I currently own 2 Elite bows one is a 2011 Tour in all black and a 2008 Xtreme XL I am a target shooter I don't hunt anymore. The things that I love about these bows is the sold back wall, the amazingly smooth draw cycle. Another great feature I found all the Elite bows have is that they are capable of use as target bows and with a simple change of accessories you can convert that amazing target bow and turn it into an equally as amazing hunting bow.


----------



## mauzerman98 (Mar 25, 2012)

Really, just an over gloryfied over priced bow made in neyw yeork city.it ant even close to the concept of fast. Get a tried and true hoyt Mathews, the new pse and bears are better and smoother oh and quieter than eleitnots. Just my opinion lol


----------



## SharpStik (Apr 1, 2011)

> Really, just an over gloryfied over priced bow made in neyw yeork city.it ant even close to the concept of fast. Get a tried and true hoyt Mathews, the new pse and bears are better and smoother oh and quieter than eleitnots.
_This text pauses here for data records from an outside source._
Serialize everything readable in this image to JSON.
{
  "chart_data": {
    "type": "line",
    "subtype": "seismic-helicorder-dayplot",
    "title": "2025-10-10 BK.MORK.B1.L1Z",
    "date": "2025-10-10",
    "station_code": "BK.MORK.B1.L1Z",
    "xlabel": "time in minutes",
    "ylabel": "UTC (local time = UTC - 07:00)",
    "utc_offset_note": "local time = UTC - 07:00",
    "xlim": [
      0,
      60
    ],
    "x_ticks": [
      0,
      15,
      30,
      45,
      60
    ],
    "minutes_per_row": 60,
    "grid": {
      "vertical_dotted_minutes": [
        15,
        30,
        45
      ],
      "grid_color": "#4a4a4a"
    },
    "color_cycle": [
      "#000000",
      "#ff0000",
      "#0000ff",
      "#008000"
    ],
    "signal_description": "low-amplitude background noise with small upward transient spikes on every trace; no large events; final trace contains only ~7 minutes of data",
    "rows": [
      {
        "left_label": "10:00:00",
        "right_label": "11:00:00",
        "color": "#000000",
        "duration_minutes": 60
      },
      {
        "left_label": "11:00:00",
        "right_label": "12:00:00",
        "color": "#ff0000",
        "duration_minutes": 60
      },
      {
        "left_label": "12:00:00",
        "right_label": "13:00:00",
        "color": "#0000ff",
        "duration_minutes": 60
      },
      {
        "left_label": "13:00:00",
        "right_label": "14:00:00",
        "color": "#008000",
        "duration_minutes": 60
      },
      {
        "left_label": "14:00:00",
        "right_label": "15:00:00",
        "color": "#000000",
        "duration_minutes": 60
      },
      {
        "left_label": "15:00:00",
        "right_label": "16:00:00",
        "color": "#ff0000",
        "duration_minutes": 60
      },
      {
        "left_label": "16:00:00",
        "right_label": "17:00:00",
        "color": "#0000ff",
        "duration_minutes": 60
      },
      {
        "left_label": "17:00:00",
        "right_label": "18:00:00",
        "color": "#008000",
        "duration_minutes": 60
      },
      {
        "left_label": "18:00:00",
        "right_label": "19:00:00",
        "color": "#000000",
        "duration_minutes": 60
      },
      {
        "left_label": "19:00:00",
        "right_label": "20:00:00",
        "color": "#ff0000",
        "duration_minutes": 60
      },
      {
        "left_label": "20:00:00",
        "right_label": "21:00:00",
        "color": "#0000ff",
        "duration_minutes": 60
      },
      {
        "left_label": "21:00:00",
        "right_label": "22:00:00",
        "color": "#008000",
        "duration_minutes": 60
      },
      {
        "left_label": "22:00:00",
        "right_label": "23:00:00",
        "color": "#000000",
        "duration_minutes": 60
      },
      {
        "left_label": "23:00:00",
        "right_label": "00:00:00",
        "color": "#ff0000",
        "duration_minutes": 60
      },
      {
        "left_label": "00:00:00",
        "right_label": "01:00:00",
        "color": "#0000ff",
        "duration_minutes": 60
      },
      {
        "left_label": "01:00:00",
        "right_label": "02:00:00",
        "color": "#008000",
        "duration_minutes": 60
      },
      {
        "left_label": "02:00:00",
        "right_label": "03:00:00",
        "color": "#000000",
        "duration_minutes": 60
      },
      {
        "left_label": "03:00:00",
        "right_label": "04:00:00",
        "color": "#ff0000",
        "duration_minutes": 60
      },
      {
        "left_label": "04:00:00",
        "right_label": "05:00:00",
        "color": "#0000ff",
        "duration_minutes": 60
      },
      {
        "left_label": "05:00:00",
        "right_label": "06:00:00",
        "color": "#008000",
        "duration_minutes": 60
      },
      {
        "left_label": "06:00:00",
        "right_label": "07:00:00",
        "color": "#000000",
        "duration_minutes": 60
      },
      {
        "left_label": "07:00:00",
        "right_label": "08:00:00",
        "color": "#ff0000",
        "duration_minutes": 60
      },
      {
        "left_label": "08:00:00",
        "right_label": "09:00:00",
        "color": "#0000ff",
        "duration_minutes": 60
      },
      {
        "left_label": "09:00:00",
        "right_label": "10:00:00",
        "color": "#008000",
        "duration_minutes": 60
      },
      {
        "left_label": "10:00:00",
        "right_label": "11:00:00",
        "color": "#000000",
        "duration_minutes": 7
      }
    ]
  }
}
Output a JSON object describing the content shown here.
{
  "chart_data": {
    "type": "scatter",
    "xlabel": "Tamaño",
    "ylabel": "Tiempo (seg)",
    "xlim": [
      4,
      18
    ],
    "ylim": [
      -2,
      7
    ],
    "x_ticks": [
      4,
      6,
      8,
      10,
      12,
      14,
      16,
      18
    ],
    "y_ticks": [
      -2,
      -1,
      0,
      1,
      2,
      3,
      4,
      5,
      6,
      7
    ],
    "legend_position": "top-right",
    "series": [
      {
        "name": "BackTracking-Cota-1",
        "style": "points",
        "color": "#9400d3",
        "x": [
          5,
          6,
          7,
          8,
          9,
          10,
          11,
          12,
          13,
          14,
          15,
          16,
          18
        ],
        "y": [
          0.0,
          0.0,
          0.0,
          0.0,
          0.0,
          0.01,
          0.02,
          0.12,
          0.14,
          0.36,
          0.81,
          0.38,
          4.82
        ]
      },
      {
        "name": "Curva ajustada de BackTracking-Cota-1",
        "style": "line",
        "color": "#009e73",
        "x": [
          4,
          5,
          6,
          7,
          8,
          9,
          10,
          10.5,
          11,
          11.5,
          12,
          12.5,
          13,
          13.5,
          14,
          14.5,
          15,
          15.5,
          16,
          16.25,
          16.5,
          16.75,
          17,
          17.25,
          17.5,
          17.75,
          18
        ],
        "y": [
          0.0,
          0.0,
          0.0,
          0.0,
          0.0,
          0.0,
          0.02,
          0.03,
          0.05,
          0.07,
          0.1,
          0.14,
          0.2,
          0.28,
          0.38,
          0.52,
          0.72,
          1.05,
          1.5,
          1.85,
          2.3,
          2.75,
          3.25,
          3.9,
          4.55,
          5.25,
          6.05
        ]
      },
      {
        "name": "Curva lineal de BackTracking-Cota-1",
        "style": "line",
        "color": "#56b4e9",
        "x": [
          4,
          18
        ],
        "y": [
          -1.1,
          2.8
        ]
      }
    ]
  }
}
Just my opinion lol


WOW, can't get more ignorant than that now can you?? Just my opinion lol


----------



## highcj5 (Feb 10, 2012)

just bought an elite hunter. love the bow. very happy with my purchase. just shoot alot of bows and go with the one that feels right for you. everyone has their own opinion. i don't think you would have any complaints if you went with an elite though. :beer:


----------



## mauzerman98 (Mar 25, 2012)

highcj5 said:


> just bought an elite hunter. love the bow. very happy with my purchase. just shoot alot of bows and go with the one that feels right for you. everyone has their own opinion. i don't think you would have any complaints if you went with an elite though. :beer:


Yes, highcj5 is right. Sorry for letting my feelings get in way over opinion. Elite does have a warranty that others won't match. Know a guy down the way much like dullstick on here with an elite but with a "im a superior horses a** attitude but can't back it up and gets his eyeballs shot out all day long. So in the end I really don't have any business on this forum to begin with, so I will go.


----------



## mauzerman98 (Mar 25, 2012)

Sorry bout ignorant spelling, that's dullstik,not dullstick! Dullstick, sharpstic, chopsticks it's all it is a little shtiky...


----------